Langkah-langkah Pembuatan Kompos dari Tanaman Jagung

Pertanianku— Kompos yang terbuat dari tanaman jagung dapat menjadi pendapatan tambahan petani jagung. Pasalnya, pembuatannya terbilang cukup mudah, hanya perlu dilakukan di dalam lubang. Selain itu, kualitas kompos yang dihasilkan juga tergolong baik hingga sangat baik. Biaya pembuatan kompos jagung juga relatif kecil, apalagi jika pembuatan kompos dilakukan langsung oleh petani jagung.

kompos jagung
foto: Pertanianku

Pengomposan daun dan batang jagung di dalam lubang cocok dilakukan di daerah yang sulit air atau memiliki curah hujan rendah dan di daerah yang banyak tiupan angin untuk mengurangi penguapan dan kehilangan nitrogen.

Proses pengomposan dilakukan di dalam lubang berukuran 1,5 m × 1 m × 1 m (panjang × lebar × dalam). Ukuran lubang tersebut mampu menampung bagian-bagian tanaman jagung sebanyak 1 ton. Daun dan batang jagung yang akan dimasukkan ke lubang perlu dicacah terlebih dahulu hingga berukuran 15—25 cm.

Setelah dicacah menjadi lebih kecil, seluruh bahan dimasukkan ke lubang dan ditumpuk per lapisan dengan ketebalan satu tumpukan sekitar 20 cm. Tiap lapisan dibasahi dengan seember air atau dengan 10 liter air, kemudian diberikan mikroba pengomposan dengan cara ditabur secara merata di atas permukaan bahan.

Tumpukan bahan terakhir yang berada di bagian paling atas perlu ditutup dengan plastik berwarna gelap dan tidak tembus cahaya. Bahan-bahan yang berada di dalam lubang pengomposan perlu dibalik secara rutin tiap minggu.

Mikroba pengomposan yang digunakan pada proses pengomposan kompos jagung dapat berasal dari beberapa sumber, di antaranya dekomposer komersial, dekomposer lokal atau lebih sering disebut MOL, dan dekomposer yang dihasilkan dari hasil samping pembuatan biogas. Dekomposer komersial yang bisa Anda gunakan adalah M-Dec, Orgadec, Probion, dan EM4.

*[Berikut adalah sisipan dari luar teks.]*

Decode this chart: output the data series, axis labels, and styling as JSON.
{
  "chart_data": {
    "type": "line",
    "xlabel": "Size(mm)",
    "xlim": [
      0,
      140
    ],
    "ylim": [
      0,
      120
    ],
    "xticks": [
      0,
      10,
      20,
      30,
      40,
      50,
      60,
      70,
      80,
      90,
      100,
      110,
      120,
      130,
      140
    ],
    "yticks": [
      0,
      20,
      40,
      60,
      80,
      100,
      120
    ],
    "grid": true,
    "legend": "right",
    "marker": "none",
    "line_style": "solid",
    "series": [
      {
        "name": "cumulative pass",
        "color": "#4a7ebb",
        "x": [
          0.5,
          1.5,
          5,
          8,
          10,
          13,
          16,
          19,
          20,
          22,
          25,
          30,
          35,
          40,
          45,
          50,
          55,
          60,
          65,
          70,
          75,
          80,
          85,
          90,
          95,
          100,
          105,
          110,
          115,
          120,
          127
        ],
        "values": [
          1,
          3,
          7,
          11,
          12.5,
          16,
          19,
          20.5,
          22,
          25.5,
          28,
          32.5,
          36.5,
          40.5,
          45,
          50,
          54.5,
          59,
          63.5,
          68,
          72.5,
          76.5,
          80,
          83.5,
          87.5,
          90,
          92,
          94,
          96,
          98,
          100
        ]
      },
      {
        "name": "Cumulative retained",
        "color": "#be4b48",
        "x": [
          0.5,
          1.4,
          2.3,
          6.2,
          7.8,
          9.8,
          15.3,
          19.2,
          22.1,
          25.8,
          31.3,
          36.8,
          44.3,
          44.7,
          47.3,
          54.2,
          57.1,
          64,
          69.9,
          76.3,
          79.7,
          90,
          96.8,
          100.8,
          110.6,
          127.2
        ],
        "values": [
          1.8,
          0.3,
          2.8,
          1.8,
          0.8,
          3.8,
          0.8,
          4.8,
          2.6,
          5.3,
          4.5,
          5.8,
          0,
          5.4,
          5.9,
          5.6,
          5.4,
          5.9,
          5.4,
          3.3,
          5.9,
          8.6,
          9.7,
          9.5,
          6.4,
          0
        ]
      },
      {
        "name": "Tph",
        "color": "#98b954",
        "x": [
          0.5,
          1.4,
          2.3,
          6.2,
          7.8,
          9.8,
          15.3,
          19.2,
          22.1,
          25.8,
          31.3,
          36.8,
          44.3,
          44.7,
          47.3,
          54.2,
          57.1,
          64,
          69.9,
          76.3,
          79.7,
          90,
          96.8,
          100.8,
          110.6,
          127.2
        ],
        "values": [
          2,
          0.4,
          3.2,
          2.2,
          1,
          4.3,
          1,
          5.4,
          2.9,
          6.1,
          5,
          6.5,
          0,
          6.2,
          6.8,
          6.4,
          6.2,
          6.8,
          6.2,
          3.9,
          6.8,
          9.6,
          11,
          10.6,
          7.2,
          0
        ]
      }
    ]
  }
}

Baca Juga:  Cara Membuat Pakan Silase Lengkap ala Penyuluh BPTP Lampung

Dekomposer komersial secara umum lebih unggul karena kemurnian mikrobanya sehingga dapat menghasilkan kualitas kompos yang sama pada setiap pengomposan. Namun,  dekomposer lokal juga dapat bekerja secara efektif dan menghasilkan kualitas kompos yang sama apabila prosedur pengomposan dan prinsip-prinsip dasar pengomposan dilakukan dengan benar.

Bahan-bahan kompos sudah agak melunak dan berubah warna menjadi cokelat tua setelah memasuki minggu ke-4.  Pada saat itu hampir seluruh bahan kompos ditumbuhi oleh hifa jamur berwarna putih, kondisi tersebut sudah berlangsung sejak minggu pertama masa pembalikan kompos.

Memasuki minggu ke-5 aroma ammonia atau tengik pada bahan akan berangsur berkurang dan berganti dengan aroma fermentasi.